The output of this stage is a representation of the program in either object code in the case of one pass compilers or intermediate representation of the program in the case of other compilers.

An example of semantic analysis;

float a = 12.5;
float b = x * 4;

In this case the integer 4 will be type-casted to 4.0 so that multiplication can occur.

Semantics.

The semantics of a language provide meaning to the language constructs such as its tokens and syntax structure.
Semantics can be either static or dynamic.

Static Semantics
These are the program semantics that don't change, they are declared before their and are checked at compile time.

Dynamic Semantics
These are semantics that live, move and exist during the runtime of the program.
They define the meaning of different units of a source program such as statements and expressions.

Semantic Errors.

Semantic errors, also called logic errors are errors that arise when a statement used in a program is not meaningful, that is, it does not correspond the the set of rules(semantics) for that language being used.
These can be;

Type mismatch.
Multiple declaration of variables in a scope.
Undeclared variables.
Access of an out of scope variable.
Actual and formal parameter mismatch.
Misuse of reserved identifier.

Question?

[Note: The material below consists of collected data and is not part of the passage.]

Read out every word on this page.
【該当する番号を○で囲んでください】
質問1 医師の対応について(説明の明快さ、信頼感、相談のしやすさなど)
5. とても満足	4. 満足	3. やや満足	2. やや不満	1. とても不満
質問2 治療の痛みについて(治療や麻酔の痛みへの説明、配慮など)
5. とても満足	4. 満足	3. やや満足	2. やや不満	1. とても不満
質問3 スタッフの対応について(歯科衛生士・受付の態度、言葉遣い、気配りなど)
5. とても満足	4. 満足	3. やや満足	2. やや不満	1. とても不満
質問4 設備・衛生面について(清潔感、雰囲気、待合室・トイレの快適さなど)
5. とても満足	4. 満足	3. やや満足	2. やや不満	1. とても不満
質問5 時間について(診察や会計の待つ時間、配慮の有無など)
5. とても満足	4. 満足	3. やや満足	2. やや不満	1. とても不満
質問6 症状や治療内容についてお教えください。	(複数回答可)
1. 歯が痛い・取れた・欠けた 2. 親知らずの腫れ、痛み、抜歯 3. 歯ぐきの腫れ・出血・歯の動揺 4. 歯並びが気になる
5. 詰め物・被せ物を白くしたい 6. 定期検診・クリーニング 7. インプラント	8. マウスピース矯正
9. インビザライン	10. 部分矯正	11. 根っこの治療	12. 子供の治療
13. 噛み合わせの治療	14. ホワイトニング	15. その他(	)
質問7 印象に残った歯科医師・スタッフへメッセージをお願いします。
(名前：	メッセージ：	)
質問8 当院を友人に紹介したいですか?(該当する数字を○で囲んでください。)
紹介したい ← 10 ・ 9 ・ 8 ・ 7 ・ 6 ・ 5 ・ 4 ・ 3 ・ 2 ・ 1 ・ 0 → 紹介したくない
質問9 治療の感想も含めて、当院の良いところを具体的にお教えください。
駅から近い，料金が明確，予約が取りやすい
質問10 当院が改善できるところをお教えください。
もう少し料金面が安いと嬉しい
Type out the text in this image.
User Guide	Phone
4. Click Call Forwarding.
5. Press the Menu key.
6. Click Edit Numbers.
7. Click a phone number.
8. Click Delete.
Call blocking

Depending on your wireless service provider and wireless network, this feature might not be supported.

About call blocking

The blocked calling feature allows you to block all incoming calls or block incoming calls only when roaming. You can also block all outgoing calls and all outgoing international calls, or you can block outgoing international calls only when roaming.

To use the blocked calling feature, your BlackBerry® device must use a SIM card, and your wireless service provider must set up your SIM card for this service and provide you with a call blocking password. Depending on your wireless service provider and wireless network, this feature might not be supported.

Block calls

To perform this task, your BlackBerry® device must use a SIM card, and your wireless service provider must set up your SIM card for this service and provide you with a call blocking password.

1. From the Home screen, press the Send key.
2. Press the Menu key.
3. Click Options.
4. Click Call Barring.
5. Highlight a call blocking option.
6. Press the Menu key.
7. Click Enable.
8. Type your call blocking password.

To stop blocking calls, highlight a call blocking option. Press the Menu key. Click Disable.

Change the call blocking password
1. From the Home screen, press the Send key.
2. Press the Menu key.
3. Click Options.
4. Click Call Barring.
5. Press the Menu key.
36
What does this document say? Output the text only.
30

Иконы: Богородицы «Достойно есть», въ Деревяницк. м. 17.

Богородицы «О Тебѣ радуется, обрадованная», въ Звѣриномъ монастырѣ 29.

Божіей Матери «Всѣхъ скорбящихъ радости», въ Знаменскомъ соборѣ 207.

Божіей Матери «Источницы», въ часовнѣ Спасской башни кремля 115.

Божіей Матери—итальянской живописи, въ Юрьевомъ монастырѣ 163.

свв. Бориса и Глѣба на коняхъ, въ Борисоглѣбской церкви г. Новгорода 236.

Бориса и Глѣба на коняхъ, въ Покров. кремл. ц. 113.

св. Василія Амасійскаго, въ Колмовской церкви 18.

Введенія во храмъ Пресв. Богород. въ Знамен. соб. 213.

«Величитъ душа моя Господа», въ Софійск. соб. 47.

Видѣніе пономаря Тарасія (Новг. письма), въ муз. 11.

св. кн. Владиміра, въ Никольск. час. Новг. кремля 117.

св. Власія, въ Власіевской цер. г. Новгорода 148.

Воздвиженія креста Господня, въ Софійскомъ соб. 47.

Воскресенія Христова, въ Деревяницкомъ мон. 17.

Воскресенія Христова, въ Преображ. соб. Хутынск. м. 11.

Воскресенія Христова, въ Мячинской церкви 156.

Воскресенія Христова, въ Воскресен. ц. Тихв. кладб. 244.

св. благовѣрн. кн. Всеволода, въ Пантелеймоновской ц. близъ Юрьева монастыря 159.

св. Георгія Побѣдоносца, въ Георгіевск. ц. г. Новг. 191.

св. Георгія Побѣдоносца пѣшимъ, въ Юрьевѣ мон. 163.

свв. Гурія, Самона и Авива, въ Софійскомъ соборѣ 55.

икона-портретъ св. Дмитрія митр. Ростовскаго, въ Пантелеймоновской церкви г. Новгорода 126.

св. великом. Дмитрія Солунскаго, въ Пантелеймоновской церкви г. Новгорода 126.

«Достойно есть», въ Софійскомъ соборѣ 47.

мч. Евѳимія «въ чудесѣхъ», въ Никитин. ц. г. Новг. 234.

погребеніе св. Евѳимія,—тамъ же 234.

Can you spot the semantic error here?
int x = "value"

Types an declarations.

These are divide into 3 main categories which are base types, compound types and complex types.

Base types.
These are primitive types provided directly by the hardware such as int, float, double, char, bool.

Compound types.
These are types constructed as aggregations of the base types and simple compound types.
They include arrays, records, structs, unions, pointers, classes.

Complex types.
These are abstract data types, a high level language may or may not support these types, in the case they are not supported, a programmer may opt to construct the needed type.
They include, lists, queues, trees, heaps, tables, stacks.

Processing declarations.

Types are stored in a symbol table before any type checking can occur.
When processing the program's header statement;
- The program's identifier is assigned the type program.
- The current scope pointer is set to point the the main program.
If the language allows user-defined data types, installation of these data types must have occurred in the symbol table entries for the declared identifiers.
These identifiers are then added to the abstract syntax tree.

Actions performed during semantic analysis

Type Checking.
This will ensure that data types are used in a consistent according to their definitions.
Label checking.
This ensures that label references are used in the program.
Flow control checks.
Ensures that control structures are used in the right way, e.g, ensuring in a loop, a break statement only happens inside the loop.
Scope resolution.
This involves determining the scope of a name.
Array-bound checking.
This is determining whether all array references in a program are within the declared range.

Limitations of CFGs.

Context free grammars deal with syntactic categories rather than specific words.
The declare before use rule requires knowledge which cannot be encoded in a CFG and thus CFGs cannot match an instance of a variable name with another.
Hence the we introduce the attribute grammar framework.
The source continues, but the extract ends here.